Living with Holly through the passing of her mother has been quite an experience.

I now realize how easy I had it when my mother passed away several years ago. When the time came, one of my sisters moved in with mom as a full-time caregiver. Another sister took over mom’s financial affairs. And, again, when the time came, all of my sisters together, found a wonderful facility for mom’s last few months. I now understand that they shielded me from a lot of the nitty gritty details of the passing of a 98-year-old loved one. For that I will be eternally grateful. They gave me the gift of remembering mom the way I wanted to. I hope I have paid them back by assuming the responsibilities of being the executor of the estate.

Having lost her brother in 2019 and her father last October, Holly became everything and everyone in dealing with the passing of her mom. She didn’t even have the lessons we might have learned from the passing of my mother.

Frankly, neither of us had any inkling of what was to come after last October. Neither of us understood that Holly would be caring for a person she didn’t know and would have to live for the love she had for the person she remembered. She never told me that she had made a promise to her father on his dying day that she would ensure that her mother would pass there in the home they had shared for the past 55 years. That promise became Holly’s all-consuming mission for the next 10 months. She threw herself into her promise as if her life depended on it.

She studied like a student training for a career in elder care. She spent hours every day on the internet and reading books, becoming an expert in caring for people with severe dementia. I was amazed listening to her on the phone educating the professional caregivers on how handle and protect her mother. 

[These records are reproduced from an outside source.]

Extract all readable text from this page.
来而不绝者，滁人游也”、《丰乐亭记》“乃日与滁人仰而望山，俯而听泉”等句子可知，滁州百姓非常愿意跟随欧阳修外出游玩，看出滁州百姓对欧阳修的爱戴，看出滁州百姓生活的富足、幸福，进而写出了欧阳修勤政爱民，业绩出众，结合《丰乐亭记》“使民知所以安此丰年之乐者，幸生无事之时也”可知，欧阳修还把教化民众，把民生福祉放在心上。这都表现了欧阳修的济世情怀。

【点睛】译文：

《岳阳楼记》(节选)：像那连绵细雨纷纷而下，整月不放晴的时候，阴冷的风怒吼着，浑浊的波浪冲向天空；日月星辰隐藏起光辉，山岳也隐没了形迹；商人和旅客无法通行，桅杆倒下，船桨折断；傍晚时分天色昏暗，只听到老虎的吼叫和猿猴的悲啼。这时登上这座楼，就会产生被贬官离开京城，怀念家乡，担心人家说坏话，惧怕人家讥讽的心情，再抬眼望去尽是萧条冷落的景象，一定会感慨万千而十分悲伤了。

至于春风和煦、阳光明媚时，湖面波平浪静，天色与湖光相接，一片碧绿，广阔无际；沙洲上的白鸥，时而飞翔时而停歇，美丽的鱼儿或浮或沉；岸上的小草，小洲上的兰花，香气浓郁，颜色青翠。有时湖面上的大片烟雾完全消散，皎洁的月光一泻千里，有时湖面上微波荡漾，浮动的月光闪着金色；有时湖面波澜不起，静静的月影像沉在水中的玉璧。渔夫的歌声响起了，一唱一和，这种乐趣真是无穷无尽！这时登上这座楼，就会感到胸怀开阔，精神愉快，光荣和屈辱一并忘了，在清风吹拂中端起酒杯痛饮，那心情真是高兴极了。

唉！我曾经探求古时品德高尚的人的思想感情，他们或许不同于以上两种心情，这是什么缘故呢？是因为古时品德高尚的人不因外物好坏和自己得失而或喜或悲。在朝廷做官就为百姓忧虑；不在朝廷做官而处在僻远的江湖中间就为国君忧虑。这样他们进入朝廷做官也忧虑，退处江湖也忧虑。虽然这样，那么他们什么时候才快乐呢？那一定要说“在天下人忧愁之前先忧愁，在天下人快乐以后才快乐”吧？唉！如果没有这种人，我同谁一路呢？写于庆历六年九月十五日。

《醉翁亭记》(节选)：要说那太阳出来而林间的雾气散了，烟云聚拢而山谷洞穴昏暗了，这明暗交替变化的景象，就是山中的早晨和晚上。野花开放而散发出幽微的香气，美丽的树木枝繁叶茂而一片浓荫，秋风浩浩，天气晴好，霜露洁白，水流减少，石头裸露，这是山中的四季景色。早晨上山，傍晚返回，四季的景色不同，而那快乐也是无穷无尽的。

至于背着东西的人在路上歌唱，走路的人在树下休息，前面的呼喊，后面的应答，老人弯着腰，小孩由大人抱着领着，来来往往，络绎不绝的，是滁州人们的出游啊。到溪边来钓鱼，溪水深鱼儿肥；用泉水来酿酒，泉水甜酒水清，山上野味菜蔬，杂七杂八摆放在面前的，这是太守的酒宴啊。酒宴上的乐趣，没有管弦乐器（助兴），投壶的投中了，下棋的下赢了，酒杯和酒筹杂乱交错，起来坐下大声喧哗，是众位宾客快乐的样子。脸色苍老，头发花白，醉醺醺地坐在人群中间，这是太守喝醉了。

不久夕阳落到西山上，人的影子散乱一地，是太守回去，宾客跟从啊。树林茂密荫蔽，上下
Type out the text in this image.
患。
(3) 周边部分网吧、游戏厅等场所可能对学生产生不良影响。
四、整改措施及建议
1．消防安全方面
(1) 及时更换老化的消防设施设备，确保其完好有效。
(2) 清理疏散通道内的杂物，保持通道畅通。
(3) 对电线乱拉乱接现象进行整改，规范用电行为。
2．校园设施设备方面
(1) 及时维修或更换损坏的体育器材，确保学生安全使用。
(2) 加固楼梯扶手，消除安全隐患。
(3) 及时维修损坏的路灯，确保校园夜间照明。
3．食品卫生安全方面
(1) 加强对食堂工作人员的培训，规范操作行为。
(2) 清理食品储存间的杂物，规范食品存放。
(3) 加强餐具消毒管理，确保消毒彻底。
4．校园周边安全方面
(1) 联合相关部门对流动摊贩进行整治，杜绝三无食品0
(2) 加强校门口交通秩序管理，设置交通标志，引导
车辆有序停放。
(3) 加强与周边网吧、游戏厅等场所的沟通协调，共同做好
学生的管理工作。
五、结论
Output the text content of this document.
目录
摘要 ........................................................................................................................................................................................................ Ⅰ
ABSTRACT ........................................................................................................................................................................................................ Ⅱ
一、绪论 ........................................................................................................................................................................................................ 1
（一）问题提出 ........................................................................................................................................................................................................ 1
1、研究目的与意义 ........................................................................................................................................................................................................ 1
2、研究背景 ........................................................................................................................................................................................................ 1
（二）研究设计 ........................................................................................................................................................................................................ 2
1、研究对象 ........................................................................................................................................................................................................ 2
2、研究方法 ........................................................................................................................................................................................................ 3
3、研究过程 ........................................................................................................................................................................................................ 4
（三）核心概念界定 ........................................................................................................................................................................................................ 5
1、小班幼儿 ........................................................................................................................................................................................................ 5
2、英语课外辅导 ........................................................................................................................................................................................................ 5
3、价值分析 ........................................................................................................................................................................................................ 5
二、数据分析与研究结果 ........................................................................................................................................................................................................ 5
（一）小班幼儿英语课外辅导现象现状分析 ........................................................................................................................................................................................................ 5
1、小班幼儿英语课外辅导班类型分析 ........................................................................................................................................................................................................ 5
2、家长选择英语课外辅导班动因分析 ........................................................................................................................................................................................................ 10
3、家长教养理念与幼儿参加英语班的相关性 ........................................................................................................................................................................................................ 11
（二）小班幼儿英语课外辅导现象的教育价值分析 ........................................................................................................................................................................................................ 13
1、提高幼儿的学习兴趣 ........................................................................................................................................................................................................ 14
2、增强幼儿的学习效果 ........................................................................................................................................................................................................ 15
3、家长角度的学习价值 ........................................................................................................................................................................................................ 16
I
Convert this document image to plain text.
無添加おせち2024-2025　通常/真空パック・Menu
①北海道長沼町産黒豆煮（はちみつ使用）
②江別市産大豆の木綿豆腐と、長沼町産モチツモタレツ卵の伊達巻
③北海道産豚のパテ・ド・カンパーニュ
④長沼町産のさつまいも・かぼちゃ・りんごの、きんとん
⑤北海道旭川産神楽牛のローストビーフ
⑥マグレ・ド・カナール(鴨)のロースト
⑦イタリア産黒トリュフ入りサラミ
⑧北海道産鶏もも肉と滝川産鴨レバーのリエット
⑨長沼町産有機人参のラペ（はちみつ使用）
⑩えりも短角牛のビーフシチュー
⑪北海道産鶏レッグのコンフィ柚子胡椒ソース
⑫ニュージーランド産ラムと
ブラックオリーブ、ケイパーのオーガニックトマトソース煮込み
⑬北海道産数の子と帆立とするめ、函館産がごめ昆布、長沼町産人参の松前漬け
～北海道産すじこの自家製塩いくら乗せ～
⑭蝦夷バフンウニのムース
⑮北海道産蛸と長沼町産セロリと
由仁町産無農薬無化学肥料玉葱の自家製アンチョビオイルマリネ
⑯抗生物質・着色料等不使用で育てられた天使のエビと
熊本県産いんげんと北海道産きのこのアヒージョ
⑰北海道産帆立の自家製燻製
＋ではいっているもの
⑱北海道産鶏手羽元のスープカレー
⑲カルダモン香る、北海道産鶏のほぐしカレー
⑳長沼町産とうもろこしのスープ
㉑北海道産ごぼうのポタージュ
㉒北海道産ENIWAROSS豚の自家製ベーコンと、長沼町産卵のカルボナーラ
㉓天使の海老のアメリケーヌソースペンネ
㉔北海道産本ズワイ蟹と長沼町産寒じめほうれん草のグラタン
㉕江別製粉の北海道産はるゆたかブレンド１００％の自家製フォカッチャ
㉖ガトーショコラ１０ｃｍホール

What made keeping the promise even more difficult was the constant pressure from her mom’s friends and distant relatives to have her placed in a facility. Holly was accused of being irresponsible for keeping her mom at home.

The ultimate irony was that in her last month, her mother didn’t understand that she was even at home. She would call Holly and beg her to come and take her back to her real home. Her dementia had her believing that she had been kidnapped and was being held captive in a place that was specially built to look like her home. Holly would patiently spend 45 minutes on the phone trying to help her mother understand that she really was at home, only to have it all fall apart an hour later.

I am absolutely humbled by the patience and love I have seen in Holly. And, so very proud of her steadfast devotion to a promise.

Sadly, the end came a few hours early as Holly and I waited on Concourse A for our delayed flight to Virginia. But, it was peaceful and it did come in their home, as promised to her father, which was his fervent wish.